A Comissão de Segurança Pública e Combate ao Crime Organizado da Câmara dos Deputados aprovou, nessa terça-feira, 1º de setembro, substitutivo ao Projeto de Lei nº 302/2026 que permite aos Analistas-Tributários e Auditores-Fiscais da Receita Federal conservar a autorização para o porte de arma de fogo depois da aposentadoria.

A extensão aos aposentados está prevista no novo artigo 6º-A da Lei nº 10.826/2003, proposto pelo relator, deputado Capitão Alden (PL-BA).

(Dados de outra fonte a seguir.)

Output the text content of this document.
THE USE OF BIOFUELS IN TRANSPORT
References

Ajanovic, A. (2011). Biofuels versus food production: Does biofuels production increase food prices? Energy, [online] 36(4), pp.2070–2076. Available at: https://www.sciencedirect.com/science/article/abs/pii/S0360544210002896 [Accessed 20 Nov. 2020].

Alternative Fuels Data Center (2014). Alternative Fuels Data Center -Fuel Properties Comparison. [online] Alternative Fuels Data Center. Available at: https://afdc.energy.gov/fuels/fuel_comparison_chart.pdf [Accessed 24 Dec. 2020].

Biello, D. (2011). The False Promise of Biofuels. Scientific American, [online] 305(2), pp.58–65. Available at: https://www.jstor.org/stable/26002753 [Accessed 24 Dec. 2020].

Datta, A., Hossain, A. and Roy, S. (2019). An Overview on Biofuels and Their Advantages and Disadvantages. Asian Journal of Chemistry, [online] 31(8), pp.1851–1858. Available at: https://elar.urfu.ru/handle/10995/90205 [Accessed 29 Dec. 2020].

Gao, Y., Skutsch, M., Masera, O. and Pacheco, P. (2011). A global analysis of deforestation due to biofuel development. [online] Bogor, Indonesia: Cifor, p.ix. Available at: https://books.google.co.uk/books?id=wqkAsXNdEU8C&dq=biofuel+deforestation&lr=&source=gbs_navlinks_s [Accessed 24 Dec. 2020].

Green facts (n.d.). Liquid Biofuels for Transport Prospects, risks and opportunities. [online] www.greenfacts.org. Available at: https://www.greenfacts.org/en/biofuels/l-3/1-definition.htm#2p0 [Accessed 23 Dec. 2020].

O dispositivo alcança os profissionais enumerados no inciso X do artigo 6º, no qual estão expressamente incluídos os cargos de Analista-Tributário e Auditor-Fiscal da Receita Federal do Brasil.

O texto estabelece que esses servidores, quando se aposentarem, conservarão a autorização para o porte de arma de fogo. A manutenção dependerá de avaliação psicológica periódica, na forma do regulamento. Caberá à instituição de origem atestar e fiscalizar periodicamente o cumprimento dos requisitos exigidos.

A medida reconhece que os riscos associados ao exercício das atribuições tributárias, aduaneiras e de fiscalização podem persistir mesmo depois do encerramento da atividade funcional. Ao justificar a mudança, o relator destacou a possibilidade de ameaças, vinganças e retaliações contra agentes públicos identificados durante operações, autuações, apreensões, embargos e outras ações coercitivas realizadas ao longo da carreira.

Analistas-Tributários estão expressamente incluídos

A redação aprovada pela Comissão menciona nominalmente os dois cargos da Receita Federal: Analista-Tributário e Auditor-Fiscal.

Embora o substitutivo utilize a expressão “Carreiras de Auditoria da Receita Federal do Brasil”, o inciso X identifica expressamente os cargos abrangidos. A atual denominação legal é Carreira Tributária e Aduaneira da Receita Federal do Brasil, composta por Analistas-Tributários e Auditores-Fiscais.

A referência ao inciso X no novo artigo 6º-A confirma a conservação do porte para os integrantes dos dois cargos depois da aposentadoria.

Porte fora de serviço para servidores ativos

O substitutivo também altera o § 1º do artigo 6º do Estatuto do Desarmamento para assegurar aos profissionais do inciso X o porte de arma de propriedade particular ou fornecida pela instituição, inclusive fora de serviço.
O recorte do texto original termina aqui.